SA Master Builders Association CEO Will Frogley said it was crucial that the State Government sign on to the scheme as soon as possible to secure at least a fifth of the timber.

He said the association had long lobbied for a solution to the building shortage that utilised the KI timber and today’s announcement was a significant step in boosting supply.

“The State Government is saying that with their contribution we should be able to get about 60,000 tonnes of structural timber, enough to build about 2000 homes and put a big dent in the current timber shortage in the state,” Frogley told InDaily.

“A big issue is the capacity of the mills around the country and that’s where I think the State Government’s EOI process can help with this in terms of the speed required to bring this to market.

“It’s also why they are looking around for capacity interstate, particularly New South Wales.”

South Australia typically builds about 10,000 new homes a year. However, the HomeBuilder stimulus grant led to a spike of building applications totalling 12,144 for the financial year ending June 30.

The timber shortages have meant some builders will not be able to secure materials until May next year.

Federal Agriculture Minister David Littleproud said the program would target pine from Kangaroo Island.

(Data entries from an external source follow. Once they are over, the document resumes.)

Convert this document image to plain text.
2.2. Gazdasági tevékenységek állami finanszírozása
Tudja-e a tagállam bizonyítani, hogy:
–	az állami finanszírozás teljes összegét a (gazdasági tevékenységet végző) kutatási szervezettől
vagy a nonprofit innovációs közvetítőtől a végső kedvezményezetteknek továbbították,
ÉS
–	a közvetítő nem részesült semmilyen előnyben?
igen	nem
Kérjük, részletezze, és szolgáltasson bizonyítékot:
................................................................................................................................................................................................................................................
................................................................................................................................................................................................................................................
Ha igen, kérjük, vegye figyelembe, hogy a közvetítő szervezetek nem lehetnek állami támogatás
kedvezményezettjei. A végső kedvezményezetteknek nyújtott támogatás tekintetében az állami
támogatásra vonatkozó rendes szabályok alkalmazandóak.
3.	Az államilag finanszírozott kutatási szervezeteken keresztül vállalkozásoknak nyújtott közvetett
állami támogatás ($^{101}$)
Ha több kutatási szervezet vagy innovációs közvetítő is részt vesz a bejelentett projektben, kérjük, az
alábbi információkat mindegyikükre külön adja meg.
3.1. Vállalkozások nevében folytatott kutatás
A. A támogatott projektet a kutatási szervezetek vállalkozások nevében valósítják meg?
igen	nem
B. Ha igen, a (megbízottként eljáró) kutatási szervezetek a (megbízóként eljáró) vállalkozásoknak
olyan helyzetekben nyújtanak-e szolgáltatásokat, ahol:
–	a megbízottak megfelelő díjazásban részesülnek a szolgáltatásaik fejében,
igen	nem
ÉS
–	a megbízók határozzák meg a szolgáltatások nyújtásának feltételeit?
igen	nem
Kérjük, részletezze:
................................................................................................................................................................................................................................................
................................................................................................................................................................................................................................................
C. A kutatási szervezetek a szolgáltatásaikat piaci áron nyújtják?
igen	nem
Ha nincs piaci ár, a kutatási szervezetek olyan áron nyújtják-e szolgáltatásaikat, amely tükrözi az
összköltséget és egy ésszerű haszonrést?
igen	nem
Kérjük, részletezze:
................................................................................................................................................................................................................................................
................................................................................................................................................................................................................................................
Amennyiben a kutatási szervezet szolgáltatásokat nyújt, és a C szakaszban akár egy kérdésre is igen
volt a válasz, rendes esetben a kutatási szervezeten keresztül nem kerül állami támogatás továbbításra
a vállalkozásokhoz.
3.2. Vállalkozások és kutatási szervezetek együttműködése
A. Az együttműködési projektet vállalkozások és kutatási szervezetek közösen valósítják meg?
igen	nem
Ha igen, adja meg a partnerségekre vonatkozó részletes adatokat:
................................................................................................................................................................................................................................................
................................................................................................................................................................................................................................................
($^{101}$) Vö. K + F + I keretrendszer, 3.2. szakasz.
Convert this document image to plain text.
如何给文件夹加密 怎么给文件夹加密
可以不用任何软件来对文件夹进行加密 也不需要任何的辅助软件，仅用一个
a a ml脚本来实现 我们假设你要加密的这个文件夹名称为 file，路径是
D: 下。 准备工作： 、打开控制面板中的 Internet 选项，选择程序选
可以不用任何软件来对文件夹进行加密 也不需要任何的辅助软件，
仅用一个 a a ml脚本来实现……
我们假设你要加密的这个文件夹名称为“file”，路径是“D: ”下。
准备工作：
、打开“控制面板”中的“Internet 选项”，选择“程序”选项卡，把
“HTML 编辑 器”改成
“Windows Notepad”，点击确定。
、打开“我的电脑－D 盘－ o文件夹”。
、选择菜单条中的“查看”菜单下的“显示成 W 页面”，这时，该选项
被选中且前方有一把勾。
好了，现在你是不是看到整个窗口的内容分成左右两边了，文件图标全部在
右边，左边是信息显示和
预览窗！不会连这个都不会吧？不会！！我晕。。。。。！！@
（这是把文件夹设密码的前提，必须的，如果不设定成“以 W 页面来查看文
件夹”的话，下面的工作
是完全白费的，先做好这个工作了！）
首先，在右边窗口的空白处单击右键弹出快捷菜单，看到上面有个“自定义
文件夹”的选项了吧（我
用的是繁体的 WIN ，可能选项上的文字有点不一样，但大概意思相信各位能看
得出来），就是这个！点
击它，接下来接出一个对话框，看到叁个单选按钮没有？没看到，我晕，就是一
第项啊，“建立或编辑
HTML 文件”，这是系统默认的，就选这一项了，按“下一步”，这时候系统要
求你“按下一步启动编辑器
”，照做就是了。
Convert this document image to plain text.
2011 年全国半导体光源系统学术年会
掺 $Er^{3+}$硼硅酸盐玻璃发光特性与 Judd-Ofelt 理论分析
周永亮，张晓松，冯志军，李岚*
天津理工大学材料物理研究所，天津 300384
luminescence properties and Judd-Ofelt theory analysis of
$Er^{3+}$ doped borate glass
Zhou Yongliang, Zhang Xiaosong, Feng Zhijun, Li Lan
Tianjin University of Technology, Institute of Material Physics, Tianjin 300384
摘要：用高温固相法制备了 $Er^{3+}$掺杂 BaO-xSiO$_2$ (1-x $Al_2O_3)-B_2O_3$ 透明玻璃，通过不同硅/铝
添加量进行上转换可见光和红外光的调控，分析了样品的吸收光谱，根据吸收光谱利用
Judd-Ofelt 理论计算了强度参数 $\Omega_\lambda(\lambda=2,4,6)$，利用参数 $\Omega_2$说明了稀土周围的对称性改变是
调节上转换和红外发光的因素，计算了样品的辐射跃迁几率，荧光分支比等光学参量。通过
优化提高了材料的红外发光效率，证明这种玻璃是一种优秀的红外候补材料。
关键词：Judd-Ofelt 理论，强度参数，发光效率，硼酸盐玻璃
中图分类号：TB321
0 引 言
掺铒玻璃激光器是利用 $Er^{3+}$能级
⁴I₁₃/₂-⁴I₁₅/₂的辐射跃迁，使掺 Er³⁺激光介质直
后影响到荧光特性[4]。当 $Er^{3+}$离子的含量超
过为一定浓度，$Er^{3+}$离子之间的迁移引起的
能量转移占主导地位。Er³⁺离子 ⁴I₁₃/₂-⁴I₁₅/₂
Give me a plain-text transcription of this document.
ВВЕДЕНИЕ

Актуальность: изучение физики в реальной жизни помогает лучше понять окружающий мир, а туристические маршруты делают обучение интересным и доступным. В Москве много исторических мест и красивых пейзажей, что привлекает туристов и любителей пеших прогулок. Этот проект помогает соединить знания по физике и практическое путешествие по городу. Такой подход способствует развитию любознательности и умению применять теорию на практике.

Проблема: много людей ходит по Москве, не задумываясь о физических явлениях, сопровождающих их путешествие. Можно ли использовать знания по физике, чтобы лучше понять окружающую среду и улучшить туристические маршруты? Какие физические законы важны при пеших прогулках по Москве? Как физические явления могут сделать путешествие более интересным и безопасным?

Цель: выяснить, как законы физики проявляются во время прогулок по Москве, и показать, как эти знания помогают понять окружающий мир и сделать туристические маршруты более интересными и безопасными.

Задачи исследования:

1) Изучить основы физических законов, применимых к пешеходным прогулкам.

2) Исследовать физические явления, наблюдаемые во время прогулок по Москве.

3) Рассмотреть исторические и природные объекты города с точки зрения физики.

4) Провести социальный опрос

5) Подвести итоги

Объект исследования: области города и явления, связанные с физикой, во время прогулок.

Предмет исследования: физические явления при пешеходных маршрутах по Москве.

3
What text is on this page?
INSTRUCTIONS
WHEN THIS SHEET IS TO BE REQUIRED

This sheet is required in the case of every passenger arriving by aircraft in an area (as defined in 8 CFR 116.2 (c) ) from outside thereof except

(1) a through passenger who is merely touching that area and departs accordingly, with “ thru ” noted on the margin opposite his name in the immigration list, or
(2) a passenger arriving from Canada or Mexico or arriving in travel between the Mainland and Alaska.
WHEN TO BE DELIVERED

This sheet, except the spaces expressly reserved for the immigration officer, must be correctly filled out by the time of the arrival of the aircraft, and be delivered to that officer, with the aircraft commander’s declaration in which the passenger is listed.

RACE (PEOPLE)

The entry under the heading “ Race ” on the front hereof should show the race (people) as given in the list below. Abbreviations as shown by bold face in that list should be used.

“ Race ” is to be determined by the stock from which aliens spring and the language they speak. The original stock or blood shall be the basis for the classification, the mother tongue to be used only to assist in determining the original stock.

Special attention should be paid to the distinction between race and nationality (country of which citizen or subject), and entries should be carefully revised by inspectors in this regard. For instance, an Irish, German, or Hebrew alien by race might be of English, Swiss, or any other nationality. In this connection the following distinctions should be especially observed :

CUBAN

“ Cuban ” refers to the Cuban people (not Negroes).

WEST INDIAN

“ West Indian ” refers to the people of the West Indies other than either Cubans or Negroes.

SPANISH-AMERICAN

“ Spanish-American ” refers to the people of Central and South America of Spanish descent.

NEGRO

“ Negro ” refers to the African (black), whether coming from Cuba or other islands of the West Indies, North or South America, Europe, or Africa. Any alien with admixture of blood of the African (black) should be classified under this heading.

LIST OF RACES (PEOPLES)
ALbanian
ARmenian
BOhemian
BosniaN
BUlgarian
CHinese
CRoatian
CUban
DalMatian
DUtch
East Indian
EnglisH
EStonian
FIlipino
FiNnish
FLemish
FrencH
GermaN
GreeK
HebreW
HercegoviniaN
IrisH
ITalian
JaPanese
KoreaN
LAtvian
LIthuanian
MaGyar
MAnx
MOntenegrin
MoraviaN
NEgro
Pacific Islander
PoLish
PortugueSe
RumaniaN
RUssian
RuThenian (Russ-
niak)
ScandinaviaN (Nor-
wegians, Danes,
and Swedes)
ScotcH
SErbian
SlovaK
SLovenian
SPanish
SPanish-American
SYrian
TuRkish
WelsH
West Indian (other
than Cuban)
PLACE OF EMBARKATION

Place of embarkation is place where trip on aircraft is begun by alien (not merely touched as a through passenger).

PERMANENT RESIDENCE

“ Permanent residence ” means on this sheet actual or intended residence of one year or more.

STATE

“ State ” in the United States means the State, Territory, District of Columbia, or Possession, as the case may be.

“We stand ready to work with states and urge them to act swiftly to help us bring bushfire-affected construction timbers to mills with immediate capacity to produce structural timbers,” he said.

“(It will) allow for both intrastate and interstate transport of remaining bushfire-salvaged construction-grade softwood to mills in any state with capacity to process it.”

KIPT managing director Keith Lamb says the company has yet to receive the details of the rescue package.

Listed company Kangaroo Island Plantation Timber has about 14,500 hectares of plantations, about 80 per cent of which is hardwood (blue gum) and 20 per cent softwood pine, which is used to produce structural timber.

But about 95 per cent of it was damaged in the Kangaroo Island fires that began on December 20, 2019 and burnt 210,000ha – almost half of the island.

The company has been in a race against time to get damaged timber off the island before it rots but all but gave up last month after the State Government rejected its bid to build a $40 million port at Smith Bay on the island’s north coast.

It now plans to fell and burn the timber and convert the plantations into farmland.

KIPT managing director Keith Lamb told InDaily this morning that the company was yet to be provided with details of the latest plan and therefore could not comment further.

It is understood that about half of the $15 million federal funding will be used to ship the logs from Kangaroo Island plantations to a mainland port with the remainder set aside for freight subsidies where transport distances exceeded 200km

SA  Primary Industries Minister David Basham said the State Government had pledged up to $3 million to bring additional timber to the local housing industry and welcomed the Federal Government’s new support package.

“This will be a game-changer for South Australia’s housing construction industry and will significantly increase the amount of structural timber currently available,” Basham said.

The Australian Forest Products Association (AFPA) and South Australian Forest Products Association also welcomed the announcement but lamented KIPT’s decision to turn its plantations into farmland, saying that represented a significant loss to the state’s shrinking forestry estate.

Basham used his media release to take a swipe at the Opposition, blaming the former Labor government for privatising much of the state’s forests and removing its flexibility to support the timber industry through periods of short supply.

Shadow minister for Regional Development and Forestry Clare Scriven said the Marshall Government’s plan to help get timber off Kangaroo Island was about 18 months too late and failed to ensure the SA construction industry would have priority access to the materials.

“There is an unprecedented boom in the construction industry, but our small businesses are unable to benefit from it due to the timber shortage,” she said.

“In fact, there are hundreds of small construction businesses that risk shutting their doors completely because they simply cannot access timber.”